Fue entonces, al anunciar las radios de todos nuestros coches que el partido había comenzado, que atestigüé un fenómeno de furia y temeridad capitalinas. Acelerones de medio centímetro, invención inverosímil de carriles, inauguración de banquetas como calles, rozar de láminas y, al fin, lo inevitable: toma del carril de sentido contrario, que venía vacío. Primero uno, luego tres, luego 10 y 20 coches comenzaron a circular por el carril contrario, y entonces me descubrí siguiéndolos, imantado por su estupidez pero también por su libertad de movimiento, allá íbamos, ¡avanzando!, felices hasta que, claro, tuvimos que frenar en seco y encarar a un gran camión que avanzaba tranquilamente en el sentido correcto. Se hizo el tapón, se escucharon algunas mentadas, la gente manoteaba dentro de sus infernales coches. Cofre contra cofre, máquina contra máquina, el camión y nosotros parecíamos preparados para librar una batalla campal sin tregua. ¡¿Qué estoy haciendo?, me van a romper el hocico por un partidito de futbol! —pensé. No obstante, el conductor del camión, aunque era dueño de la razón, evidentemente iba a morir. No sólo tuve miedo de lo que estaba a punto de atestiguar: tuve miedo de bajarme a ayudar a los salvajes a despellejar al camionero. Tuve miedo de perderme en mi propia selva. A mí nunca se me olvida que vivimos sobre la tierra imperial y sangrienta de los tenochcas.

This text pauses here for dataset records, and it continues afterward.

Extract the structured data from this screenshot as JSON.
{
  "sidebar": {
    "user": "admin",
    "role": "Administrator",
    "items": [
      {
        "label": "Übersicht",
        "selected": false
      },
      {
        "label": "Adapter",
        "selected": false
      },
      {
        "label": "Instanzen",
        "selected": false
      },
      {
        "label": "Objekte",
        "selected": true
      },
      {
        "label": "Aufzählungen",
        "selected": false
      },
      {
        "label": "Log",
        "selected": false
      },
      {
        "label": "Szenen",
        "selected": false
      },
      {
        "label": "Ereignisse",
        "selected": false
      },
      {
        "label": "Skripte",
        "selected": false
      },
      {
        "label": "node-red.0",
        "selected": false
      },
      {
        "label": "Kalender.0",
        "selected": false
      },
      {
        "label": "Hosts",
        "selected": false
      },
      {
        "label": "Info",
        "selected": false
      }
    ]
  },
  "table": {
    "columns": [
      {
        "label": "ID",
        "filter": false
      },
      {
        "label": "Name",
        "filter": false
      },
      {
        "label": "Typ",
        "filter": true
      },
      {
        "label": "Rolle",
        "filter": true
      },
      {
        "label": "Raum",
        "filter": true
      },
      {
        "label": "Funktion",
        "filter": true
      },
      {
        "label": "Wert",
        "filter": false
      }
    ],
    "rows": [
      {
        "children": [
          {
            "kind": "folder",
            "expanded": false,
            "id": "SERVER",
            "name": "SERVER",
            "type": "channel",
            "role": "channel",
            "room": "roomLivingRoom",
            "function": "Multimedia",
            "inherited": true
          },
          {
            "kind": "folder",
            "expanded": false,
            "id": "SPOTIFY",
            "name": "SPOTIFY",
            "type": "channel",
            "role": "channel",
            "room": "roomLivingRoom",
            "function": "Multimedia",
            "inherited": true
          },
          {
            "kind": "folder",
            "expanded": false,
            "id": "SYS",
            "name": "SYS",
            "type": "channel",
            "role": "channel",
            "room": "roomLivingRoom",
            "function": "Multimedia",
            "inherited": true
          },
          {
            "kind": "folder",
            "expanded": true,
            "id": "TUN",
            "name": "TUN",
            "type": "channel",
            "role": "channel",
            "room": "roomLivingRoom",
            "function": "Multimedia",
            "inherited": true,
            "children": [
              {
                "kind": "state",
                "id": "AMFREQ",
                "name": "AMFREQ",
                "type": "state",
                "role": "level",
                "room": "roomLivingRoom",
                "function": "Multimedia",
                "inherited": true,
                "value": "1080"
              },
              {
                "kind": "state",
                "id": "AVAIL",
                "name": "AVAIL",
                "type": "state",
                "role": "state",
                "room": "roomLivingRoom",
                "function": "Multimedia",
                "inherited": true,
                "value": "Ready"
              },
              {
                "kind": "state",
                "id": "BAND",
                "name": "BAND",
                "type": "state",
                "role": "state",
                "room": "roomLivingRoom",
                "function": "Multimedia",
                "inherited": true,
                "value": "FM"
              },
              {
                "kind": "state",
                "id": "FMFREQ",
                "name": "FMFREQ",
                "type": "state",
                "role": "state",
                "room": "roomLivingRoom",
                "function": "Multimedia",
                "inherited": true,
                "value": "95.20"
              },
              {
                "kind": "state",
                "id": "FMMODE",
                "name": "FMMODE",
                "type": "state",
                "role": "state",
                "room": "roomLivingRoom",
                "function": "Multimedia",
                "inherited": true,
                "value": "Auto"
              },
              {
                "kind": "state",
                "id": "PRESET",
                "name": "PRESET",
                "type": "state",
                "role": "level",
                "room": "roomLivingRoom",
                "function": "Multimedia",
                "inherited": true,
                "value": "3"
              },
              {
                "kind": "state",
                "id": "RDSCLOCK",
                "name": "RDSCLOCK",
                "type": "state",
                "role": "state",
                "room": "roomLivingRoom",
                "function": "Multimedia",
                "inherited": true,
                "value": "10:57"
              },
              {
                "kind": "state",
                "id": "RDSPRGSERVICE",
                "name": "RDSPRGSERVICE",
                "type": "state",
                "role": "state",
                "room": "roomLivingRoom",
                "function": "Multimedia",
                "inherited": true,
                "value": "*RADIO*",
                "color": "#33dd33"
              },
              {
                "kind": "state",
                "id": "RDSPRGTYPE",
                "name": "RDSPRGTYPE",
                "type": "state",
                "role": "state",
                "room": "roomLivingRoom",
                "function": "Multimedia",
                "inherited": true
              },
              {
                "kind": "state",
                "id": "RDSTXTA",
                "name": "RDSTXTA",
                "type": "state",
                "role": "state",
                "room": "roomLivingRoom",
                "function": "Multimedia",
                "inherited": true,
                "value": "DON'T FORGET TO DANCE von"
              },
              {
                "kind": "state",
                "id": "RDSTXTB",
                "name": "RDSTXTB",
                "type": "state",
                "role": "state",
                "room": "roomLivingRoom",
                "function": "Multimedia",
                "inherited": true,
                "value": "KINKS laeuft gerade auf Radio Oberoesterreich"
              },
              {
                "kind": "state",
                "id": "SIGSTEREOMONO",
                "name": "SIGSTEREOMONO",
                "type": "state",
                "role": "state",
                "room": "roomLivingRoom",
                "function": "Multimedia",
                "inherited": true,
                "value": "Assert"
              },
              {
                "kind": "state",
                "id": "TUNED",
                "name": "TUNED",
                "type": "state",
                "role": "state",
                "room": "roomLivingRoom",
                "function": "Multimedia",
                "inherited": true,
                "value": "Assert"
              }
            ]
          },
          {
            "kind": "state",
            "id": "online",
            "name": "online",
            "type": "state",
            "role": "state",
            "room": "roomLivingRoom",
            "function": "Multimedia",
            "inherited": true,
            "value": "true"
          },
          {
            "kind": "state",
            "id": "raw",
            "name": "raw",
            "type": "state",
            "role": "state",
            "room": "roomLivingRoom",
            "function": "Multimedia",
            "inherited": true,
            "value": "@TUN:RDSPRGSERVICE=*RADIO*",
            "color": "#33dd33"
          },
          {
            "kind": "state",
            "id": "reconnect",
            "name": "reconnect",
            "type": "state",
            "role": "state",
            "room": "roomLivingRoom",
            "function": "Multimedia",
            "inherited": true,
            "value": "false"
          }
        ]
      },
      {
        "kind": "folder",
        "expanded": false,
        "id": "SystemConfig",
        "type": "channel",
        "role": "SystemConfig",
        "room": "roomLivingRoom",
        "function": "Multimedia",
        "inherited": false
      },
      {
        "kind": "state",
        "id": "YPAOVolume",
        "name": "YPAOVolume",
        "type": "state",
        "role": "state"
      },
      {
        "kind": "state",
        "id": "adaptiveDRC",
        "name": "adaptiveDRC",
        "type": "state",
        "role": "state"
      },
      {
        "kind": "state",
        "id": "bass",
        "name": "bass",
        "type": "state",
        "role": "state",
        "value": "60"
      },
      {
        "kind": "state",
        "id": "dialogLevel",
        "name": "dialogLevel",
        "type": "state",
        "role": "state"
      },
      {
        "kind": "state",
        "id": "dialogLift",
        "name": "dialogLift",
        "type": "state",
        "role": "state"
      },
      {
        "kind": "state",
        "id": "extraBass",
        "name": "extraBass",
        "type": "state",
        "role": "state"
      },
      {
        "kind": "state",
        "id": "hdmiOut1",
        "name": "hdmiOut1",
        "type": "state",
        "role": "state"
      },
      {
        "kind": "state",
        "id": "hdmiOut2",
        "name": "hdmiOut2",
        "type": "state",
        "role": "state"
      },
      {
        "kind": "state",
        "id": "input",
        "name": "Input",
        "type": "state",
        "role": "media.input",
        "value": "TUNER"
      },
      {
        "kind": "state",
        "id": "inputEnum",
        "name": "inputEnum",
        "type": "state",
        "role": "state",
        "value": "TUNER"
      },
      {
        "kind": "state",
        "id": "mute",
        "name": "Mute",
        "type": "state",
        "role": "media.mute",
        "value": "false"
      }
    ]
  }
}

Pero nadie se bajó de sus coches, ni siquiera sonó un claxon. La razón es evidente: estaban, mientras se peleaban con señales y aspavientos, escuchando el partido. Estábamos, quise decir, estábamos. Creo que un gol de México hubiera provocado que saliéramos de nuestros coches a abrazarnos y besarnos, pero el cero-cero mantuvo la tensión en alto. Pasaron los minutos. Después de un tiempo (recuerdo que fue poco después de que Andrés Guardado estrellara un obús contra el larguero de Muslera), sin transición alguna, el camionero se echó en reversa y nos dejó reincorporarnos, poco a poco, al carril del tráfico. Era un embotellamiento de pesadilla, sí, pero agradecí estar ahí de nuevo sin haberle rebanado el cuero cabelludo a nadie. Justo cuando terminaba el primer tiempo y Uruguay anotaba el único gol del partido, llegué a mi destino, agotado, como si me hubiera tocado marcar a Forlán.

El futbol provocó ese momento de furia, pero fue también el futbol el que mantuvo a la gente adentro de sus coches, apaciguada y atenta a la narración del partido. Ningún otro deporte consigue eso. Y tal vez en ninguna otra ciudad se vea esa toma improvisada de calles y banquetas, ese efecto dominó que nos empujó a muchos a tomar la ruta fácil y aniquilar las reglas. ¿Por qué no hacemos del golf el deporte nacional?